Well, nearly 2 months in, 150 posts and 39 members later, it seems the list has taken on a life of its own. If it carries on growing at this rate I'm sure world domination will be quite do-able soon.

Just thought I'd share what I've been reading recently:
Runaways by Brian K. Vaughan

So far, I have only read the first 2 volumes but they are really quite a lot of fun. The premise is that you have a group of teenagers who don't particularly like each other but have to get together now and again because their parents are friends. At one of these get-to-gethers the teenagers find out that their parents are a group of supervillains called 'The Pride', so they decide to runaway together. They discover, by accident, that they all have some kind of superability. Only problem is, their parents are not happy about a group of superpowered teenagers running around who know their secret, even if they are their own kids.
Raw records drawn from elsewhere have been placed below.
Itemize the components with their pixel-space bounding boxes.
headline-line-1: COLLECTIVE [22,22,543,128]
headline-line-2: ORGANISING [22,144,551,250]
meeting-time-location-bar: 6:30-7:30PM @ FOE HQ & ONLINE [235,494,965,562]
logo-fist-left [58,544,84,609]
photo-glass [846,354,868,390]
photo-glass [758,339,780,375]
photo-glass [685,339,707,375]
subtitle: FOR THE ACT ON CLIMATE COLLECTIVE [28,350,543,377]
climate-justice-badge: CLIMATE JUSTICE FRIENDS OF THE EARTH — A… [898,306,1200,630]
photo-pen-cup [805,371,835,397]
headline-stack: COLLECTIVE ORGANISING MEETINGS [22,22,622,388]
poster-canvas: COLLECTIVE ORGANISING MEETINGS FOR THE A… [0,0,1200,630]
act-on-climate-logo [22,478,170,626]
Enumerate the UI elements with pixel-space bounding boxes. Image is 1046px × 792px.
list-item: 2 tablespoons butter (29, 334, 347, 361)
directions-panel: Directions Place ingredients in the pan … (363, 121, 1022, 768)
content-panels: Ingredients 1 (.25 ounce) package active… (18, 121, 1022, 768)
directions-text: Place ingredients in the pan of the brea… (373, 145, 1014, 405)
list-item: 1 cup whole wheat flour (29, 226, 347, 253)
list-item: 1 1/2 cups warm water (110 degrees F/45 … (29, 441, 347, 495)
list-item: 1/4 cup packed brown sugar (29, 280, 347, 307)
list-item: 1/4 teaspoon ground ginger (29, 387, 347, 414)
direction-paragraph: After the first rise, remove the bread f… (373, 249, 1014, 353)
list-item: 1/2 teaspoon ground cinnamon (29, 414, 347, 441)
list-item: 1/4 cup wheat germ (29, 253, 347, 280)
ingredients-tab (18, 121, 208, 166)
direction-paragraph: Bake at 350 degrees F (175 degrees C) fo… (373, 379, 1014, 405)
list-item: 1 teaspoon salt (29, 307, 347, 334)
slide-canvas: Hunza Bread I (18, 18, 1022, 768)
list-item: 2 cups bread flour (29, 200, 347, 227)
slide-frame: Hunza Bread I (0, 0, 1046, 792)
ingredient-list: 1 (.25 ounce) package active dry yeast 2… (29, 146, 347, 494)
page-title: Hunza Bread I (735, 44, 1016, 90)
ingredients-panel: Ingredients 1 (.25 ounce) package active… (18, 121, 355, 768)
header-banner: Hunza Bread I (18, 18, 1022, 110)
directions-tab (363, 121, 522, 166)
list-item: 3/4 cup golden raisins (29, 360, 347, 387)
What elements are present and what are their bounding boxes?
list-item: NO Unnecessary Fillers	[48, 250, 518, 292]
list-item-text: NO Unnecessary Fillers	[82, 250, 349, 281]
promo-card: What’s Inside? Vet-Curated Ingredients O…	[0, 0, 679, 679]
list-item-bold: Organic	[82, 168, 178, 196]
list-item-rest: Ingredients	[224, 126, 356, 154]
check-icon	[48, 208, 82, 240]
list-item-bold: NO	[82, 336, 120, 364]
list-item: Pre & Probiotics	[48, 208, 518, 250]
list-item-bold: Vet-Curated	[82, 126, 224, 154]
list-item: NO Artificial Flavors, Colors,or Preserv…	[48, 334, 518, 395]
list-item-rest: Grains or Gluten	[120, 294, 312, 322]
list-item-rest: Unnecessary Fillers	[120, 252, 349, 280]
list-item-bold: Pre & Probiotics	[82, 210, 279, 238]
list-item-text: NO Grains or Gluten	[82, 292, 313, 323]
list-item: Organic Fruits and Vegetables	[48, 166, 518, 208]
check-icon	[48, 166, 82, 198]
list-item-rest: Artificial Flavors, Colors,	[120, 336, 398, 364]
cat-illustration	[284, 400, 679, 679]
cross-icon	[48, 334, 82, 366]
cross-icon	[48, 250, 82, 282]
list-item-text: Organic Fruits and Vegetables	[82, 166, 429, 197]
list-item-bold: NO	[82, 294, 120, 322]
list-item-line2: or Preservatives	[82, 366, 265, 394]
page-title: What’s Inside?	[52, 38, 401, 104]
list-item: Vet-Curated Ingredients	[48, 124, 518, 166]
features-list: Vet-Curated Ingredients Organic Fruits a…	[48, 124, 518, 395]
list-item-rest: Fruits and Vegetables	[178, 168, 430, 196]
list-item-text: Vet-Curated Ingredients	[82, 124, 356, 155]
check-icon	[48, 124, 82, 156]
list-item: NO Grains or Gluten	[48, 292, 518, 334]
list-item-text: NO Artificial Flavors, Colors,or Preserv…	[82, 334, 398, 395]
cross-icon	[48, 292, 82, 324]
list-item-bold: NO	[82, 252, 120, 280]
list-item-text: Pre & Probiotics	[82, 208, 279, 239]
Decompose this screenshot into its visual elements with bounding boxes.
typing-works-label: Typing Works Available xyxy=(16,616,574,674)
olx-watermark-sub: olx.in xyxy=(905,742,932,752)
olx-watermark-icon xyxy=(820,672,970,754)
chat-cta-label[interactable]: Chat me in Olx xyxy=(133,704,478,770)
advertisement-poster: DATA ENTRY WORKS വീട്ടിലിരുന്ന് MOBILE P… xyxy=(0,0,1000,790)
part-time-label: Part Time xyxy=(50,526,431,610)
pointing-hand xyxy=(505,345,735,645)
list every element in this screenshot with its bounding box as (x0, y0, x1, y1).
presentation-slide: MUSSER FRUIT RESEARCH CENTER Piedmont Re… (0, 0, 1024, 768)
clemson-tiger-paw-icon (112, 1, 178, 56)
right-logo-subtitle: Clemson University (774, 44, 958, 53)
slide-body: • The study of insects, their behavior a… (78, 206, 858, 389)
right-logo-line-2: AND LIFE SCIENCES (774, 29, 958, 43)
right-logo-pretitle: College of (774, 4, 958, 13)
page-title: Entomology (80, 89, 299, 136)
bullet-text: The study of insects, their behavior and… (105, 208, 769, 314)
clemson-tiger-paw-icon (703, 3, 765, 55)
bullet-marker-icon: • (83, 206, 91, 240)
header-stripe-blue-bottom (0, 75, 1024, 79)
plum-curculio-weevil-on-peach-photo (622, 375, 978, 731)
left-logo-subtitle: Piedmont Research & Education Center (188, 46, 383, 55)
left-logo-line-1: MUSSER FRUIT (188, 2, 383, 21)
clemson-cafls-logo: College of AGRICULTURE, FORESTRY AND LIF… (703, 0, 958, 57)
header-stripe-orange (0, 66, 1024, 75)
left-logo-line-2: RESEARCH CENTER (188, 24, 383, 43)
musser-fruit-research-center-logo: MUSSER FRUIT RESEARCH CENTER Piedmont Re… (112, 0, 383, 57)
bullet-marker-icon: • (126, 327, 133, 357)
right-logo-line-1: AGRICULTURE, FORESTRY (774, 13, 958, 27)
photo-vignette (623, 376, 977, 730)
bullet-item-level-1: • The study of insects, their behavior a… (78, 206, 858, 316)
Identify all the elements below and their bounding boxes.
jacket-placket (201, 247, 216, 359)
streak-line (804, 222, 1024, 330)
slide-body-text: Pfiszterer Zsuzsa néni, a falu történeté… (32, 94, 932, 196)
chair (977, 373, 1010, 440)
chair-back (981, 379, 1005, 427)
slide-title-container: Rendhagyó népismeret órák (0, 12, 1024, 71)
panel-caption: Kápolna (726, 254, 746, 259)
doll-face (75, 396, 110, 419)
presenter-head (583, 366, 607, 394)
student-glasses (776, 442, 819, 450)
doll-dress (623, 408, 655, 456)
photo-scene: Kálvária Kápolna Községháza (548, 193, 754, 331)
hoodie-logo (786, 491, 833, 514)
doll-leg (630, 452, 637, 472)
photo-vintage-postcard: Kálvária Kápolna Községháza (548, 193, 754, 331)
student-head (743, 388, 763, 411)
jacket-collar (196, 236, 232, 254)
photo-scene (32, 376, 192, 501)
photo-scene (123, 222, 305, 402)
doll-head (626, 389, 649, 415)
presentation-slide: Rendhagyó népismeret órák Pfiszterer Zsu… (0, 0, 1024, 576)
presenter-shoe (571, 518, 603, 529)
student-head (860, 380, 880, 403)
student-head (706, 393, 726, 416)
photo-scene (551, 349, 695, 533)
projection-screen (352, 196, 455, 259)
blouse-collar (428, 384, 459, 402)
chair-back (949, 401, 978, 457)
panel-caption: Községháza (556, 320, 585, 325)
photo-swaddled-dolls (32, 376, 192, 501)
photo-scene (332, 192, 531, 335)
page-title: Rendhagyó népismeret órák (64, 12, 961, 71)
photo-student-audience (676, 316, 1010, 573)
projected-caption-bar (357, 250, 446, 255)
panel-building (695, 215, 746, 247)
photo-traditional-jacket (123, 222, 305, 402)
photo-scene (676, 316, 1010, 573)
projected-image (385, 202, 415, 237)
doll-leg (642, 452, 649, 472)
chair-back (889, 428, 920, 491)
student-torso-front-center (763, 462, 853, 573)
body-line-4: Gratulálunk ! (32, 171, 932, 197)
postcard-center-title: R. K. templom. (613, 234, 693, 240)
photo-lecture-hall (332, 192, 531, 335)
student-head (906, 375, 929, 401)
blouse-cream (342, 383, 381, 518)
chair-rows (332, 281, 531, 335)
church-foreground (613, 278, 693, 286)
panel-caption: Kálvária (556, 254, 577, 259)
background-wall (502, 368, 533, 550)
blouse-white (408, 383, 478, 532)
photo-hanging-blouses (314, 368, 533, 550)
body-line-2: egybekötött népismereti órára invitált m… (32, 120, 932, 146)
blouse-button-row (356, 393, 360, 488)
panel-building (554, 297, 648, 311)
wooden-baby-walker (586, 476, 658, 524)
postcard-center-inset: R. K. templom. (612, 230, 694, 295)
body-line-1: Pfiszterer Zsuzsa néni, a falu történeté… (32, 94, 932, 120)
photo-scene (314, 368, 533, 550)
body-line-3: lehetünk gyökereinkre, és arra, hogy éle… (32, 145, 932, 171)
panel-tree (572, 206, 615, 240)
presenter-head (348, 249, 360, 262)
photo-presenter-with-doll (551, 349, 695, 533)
These books are great for teenagers and above as they really speak like you'd think they would. The storylines aren't that predictable, and the quotes they use will force even the most media savy young person to google them. The artwork is very pretty and its nice to have a manga size book (even though its not manga) that will attract the teenage market.

Tuesday 19 June 2007

27 members

Yay, the discussion list now has 27 members and a whopping 63 posts already. This discussion list was obviously needed. I've found out through it that there are now 2 libraries that have their own anime clubs, let world domination commence....

I am currently trying to read all of '52' so that I can make sense of the 'One year later' books that hve already been published.

Tuesday 22 May 2007

First post - yay

Ok, this is the first post in my new blog. Basically I have started this to support the 'Graphic Novels in Libraries UK' e-mail discussion list.

http://groups.google.co.uk/group/GNLIBUK?hl=en

I decided to start this list because I find the American GNLIB really, really useful. Only a lot of the discussion is not that relevant over here in the UK because the books they talk about might not ever be released over here. It is well worth joining though, just to see how American libraries promote graphic novels. Indeed, I started 'Free Comic Book Day', an anime club and a graphic novel reading group just because I got the ideas from that list.

So hopefully, the UK list will be just as useful especially now that manga and anime are now becoming more in vogue. So if you're interested and you're a library professional or just really into graphic novels in libraries then join me.